% Generated by roxygen2: do not edit by hand
% Please edit documentation in R/utils-encoding.R
\name{as_utf8_character}
\alias{as_utf8_character}
\title{Coerce to a character vector and attempt encoding conversion}
\usage{
as_utf8_character(x)
}
\arguments{
\item{x}{An object to coerce.}
}
\description{
\ifelse{html}{\href{https://lifecycle.r-lib.org/articles/stages.html#experimental}{\figure{lifecycle-experimental.svg}{options: alt='[Experimental]'}}}{\strong{[Experimental]}}

Unlike specifying the \code{encoding} argument in \code{as_string()} and
\code{as_character()}, which is only declarative, these functions
actually attempt to convert the encoding of their input. There are
two possible cases:
\itemize{
\item The string is tagged as UTF-8 or latin1, the only two encodings
for which R has specific support. In this case, converting to the
same encoding is a no-op, and converting to native always works
as expected, as long as the native encoding, the one specified by
the \code{LC_CTYPE} locale has support for all characters occurring in
the strings.
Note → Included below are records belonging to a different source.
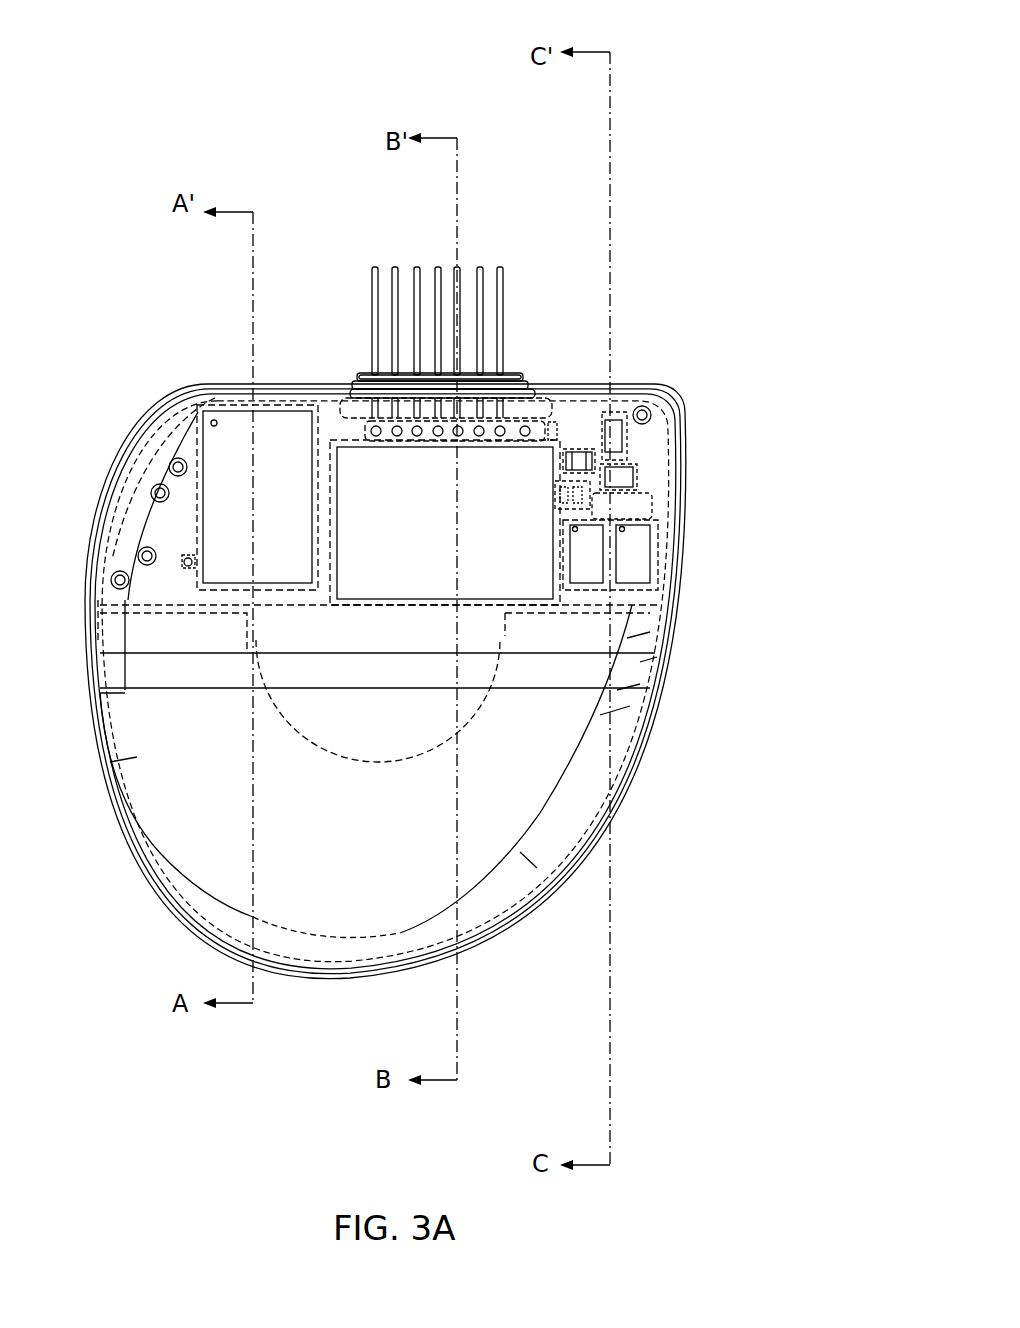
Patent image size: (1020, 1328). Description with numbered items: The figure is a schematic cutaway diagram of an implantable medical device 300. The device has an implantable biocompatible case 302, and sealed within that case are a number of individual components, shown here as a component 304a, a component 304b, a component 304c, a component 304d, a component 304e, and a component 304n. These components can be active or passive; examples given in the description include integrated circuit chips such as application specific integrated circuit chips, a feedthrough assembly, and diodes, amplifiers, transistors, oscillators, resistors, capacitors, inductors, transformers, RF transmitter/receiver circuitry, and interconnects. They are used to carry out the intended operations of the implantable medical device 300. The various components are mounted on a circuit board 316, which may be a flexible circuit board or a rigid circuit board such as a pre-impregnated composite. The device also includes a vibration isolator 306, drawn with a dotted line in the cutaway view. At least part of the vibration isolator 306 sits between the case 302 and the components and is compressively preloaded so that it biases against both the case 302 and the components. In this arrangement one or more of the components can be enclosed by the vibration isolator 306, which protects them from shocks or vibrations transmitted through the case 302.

The implantable medical device 300 is at (765, 93).
The implantable biocompatible case 302 is at (625, 752).
The component 304a is at (257, 497).
The component 304b is at (445, 522).
The component 304c is at (635, 568).
The component 304d is at (620, 442).
The component 304e is at (580, 455).
The component 304n is at (520, 372).
The vibration isolator 306 is at (505, 636).
The circuit board 316 is at (655, 530).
Unrepresentable characters are serialised as unicode
points: "<U+xxxx>".
\item The string is not tagged. R assumes that it is encoded in the
native encoding. Conversion to native is a no-op, and conversion
to UTF-8 should work as long as the string is actually encoded in
the locale codeset.
}

When translating to UTF-8, the strings are parsed for serialised
unicode points (e.g. strings looking like "U+xxxx") with
\code{\link[=chr_unserialise_unicode]{chr_unserialise_unicode()}}. This helps to alleviate the effects of
character-to-symbol-to-character roundtrips on systems with
non-UTF-8 native encoding.
}
\examples{
# Let's create a string marked as UTF-8 (which is guaranteed by the
# Unicode escaping in the string):
utf8 <- "caf\uE9"
Encoding(utf8)
charToRaw(utf8)
}
\keyword{internal}